Intraradical mycelium (IRM)
The AM fungal mycelial system colonizes two distinct environments: the
IRM grows inside the roots in a very constant environment while the ERM
grows in the soil under highly variable environmental conditions (Smith
& Read, 2008). Two broad anatomical groups of IRM can be recognized in
mycorrhizal roots , the Arum -type, dominated by arbuscules, and
the Paris- type, dominated by coils, although evidence suggests a
continuum between these types, depending on the host plant and the
fungus (Dickson, 2004). Presence of ’H’ branches in the IRM is more
common in Glomeraceae taxa compared to Acaulosporaceae, while looping
hyphae and hyphae with small bumped projections are prevalent in species
forming gigasporoid spores (see (Dodd et al. , 2000)for a review).

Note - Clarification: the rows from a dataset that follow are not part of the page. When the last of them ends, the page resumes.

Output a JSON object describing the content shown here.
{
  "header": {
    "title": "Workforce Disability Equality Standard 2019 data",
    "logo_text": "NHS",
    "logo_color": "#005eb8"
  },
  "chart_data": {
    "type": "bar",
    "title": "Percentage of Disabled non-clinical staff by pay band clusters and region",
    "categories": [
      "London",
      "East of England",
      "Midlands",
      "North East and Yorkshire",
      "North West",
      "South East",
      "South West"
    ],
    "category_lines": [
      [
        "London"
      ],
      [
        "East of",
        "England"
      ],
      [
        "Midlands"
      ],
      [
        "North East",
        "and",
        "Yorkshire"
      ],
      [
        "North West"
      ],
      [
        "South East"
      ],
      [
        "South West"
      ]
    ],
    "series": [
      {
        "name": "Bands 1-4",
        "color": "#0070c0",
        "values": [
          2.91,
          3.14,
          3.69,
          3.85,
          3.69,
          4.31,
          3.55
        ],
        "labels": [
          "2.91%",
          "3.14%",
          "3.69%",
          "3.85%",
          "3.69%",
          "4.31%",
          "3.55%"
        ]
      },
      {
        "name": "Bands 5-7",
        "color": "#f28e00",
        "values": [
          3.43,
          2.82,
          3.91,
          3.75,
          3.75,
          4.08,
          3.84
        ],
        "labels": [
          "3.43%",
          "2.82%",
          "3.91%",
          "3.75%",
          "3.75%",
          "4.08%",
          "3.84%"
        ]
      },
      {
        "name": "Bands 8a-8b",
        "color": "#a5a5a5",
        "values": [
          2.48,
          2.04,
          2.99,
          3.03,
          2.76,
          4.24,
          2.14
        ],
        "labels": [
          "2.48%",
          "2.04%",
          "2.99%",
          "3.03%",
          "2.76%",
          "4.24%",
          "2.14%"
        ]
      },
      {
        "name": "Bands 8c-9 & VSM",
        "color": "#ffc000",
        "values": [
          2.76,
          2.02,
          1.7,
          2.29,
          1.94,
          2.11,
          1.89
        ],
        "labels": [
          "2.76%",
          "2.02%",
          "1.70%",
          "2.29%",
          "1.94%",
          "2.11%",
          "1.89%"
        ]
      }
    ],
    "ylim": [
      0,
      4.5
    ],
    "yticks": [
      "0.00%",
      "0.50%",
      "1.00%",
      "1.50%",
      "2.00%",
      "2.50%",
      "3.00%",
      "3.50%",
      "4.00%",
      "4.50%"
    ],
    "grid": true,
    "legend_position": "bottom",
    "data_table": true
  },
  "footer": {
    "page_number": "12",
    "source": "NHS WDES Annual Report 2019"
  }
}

Arbuscules are highly branched structures with a turnover rate ranging
from 7 to 16 days (Alexander et al. , 1989) or longer in woody
plants (Brundrett & Kendrick, 1990), and they serve as the primary site
of nutrient exchange between the fungus and the host. The main
differences observed in arbuscule architecture relate to branching
patterns. In Gigasporaceae, the trunk is wide and branching is abrupt,
whereas the trunk is narrow and branching is gradual in Acaulosporaceae
and Glomeraceae. Vesicles are thick-walled, globose to lobed structures
that store lipids and contain many nuclei (Smith & Read, 2008). They
are not formed by members of Gigasporaceae, and there is some evidence
the same is true for basal families such as Ambisporaceae,
Archaeosporaceae, and Paraglomeraceae.